Having privacy information prior to download is critical as it allows individuals to decide whether they are comfortable with the collection and use of their personal information before the app is even on their device. Without this information, it is difficult for individuals to provide meaningful consent.

‘Under Australian privacy laws, organisations must have a clearly expressed and up to date privacy policy that tells people how their personal information will be managed,’ Mr Pilgrim said.

‘We are continuing to educate mobile app developers to adopt a privacy by design approach –to incorporate privacy considerations at the beginning of projects. However, if mobile app marketplaces also require apps to provide users with easy access to the privacy policy then I believe that will be making progress towards improving the customer’s privacy experience.’

The joint recommendation follows a mobile app privacy sweep in May 2014 by the Global Privacy Enforcement Network (GPEN) that found many popular mobile apps were seeking access to large amounts of personal information without adequately explaining how that information would be used.

Sweep partners examined 1,211 mobile apps and found that 85 per cent of them failed to clearly explain how they would collect, use and disclose personal information.

Media contact: Ms Leila Daniels 0407 663 968 media@oaic.gov.au

Background

App developers are encouraged to consider the OAIC’s Mobile privacy: a better practice guide for mobile app developers.

The Sweep, which took place from 12 to 18 May 2014, involved 26 privacy enforcement authorities from around the world, up from 19 international participants during last year’s inaugural event. The growth of this year’s Sweep shows privacy enforcement authorities are more committed than ever to working together to promote privacy protection.

The Sweep did not involve an in-depth analysis of the privacy practices of each mobile app, but the exercise sought to replicate the consumer experience by spending a few minutes per site checking for performance against a set of criteria.

The Sweep was not an investigation, nor was it intended to conclusively identify compliance issues or legislative breaches. The GPEN initiative is aimed at encouraging organisations to comply with privacy legislation and to enhance co-operation between privacy enforcement authorities.

2014 Sweep highlights — Global and Australian results

  • Three-quarters of all apps examined requested one or more permissions, the most common of which included location, device ID, access to other accounts, camera and contacts. The proportion of apps requesting permissions and the potential sensitivity associated with the information highlights the need for apps to be more transparent.
  • Some 59% (Global result) and 67.9% (Australian result) of apps left sweepers scrambling to find pre-installation privacy communications. Many offered little information about why the data was being collected or how it was being used prior to download, or provided links to webpages with privacy policies that were not tailored to the app itself. In other cases, the links led to social media pages that didn’t work or required the user to log in. Sometimes it was difficult to determine who the developer or data controller was.
  • For 31% (Global result) and 11.3% (Australian result), of the apps, sweepers expressed concern about the nature of the permissions being sought.

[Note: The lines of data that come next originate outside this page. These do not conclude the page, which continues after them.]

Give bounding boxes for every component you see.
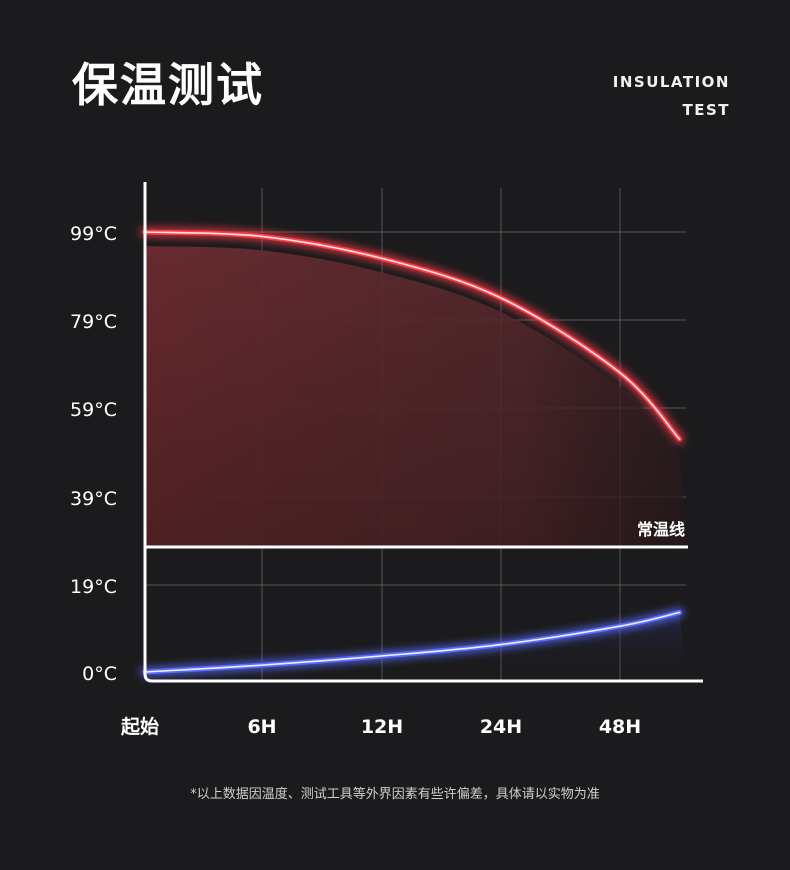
page-title: 保温测试 bbox=[72, 58, 264, 112]
y-tick-label: 99°C bbox=[70, 223, 117, 245]
hot-line-core bbox=[144, 231, 681, 440]
x-tick-label: 12H bbox=[361, 716, 403, 738]
subtitle-line-2: TEST bbox=[682, 101, 730, 119]
cold-line-core bbox=[144, 611, 681, 673]
y-tick-label: 0°C bbox=[82, 663, 117, 685]
y-tick-label: 79°C bbox=[70, 311, 117, 333]
room-temp-label: 常温线 bbox=[637, 520, 685, 539]
footnote: *以上数据因温度、测试工具等外界因素有些许偏差，具体请以实物为准 bbox=[190, 787, 600, 802]
hot-area-shade bbox=[145, 246, 686, 547]
chart-axes bbox=[143, 182, 703, 683]
area-layer bbox=[145, 246, 686, 672]
subtitle-line-1: INSULATION bbox=[612, 73, 730, 91]
y-tick-label: 39°C bbox=[70, 488, 117, 510]
cold-area-fill bbox=[145, 612, 686, 672]
x-tick-label: 起始 bbox=[120, 715, 159, 738]
y-tick-label: 59°C bbox=[70, 399, 117, 421]
x-tick-label: 48H bbox=[599, 716, 641, 738]
line-layer bbox=[140, 227, 685, 677]
page-subtitle: INSULATION TEST bbox=[613, 68, 730, 124]
label-layer: 99°C 79°C 59°C 39°C 19°C 0°C 起始 6H 12H 24H 48H 常温线 bbox=[70, 223, 685, 738]
axis-layer bbox=[143, 182, 703, 683]
y-tick-label: 19°C bbox=[70, 576, 117, 598]
x-tick-label: 6H bbox=[247, 716, 276, 738]
x-tick-label: 24H bbox=[480, 716, 522, 738]
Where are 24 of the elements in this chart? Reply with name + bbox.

Sweepers felt the apps requested access to information that exceeded their functionality, at least based on the sweepers’ own understanding of the app and the associated privacy policy.
  • Some 43% (Global result) and 22.6% (Australian result) of apps did not tailor privacy communications to the small screen. Sweepers complained of small print and lengthy privacy policies that required scrolling or clicking through multiple pages. Best practices included using pop-ups, layered information and just-in-time notification to inform users of potential collections or uses of information when they were about to happen.
  • Just a fraction of apps examined, 15% (Global result) and 15% (Australian result), provided a clear explanation of how it would collect, use and disclose personal information. The most ‘privacy friendly’ apps offered brief, easy to understand explanations of what the app would and would not collect and use pursuant to each permission.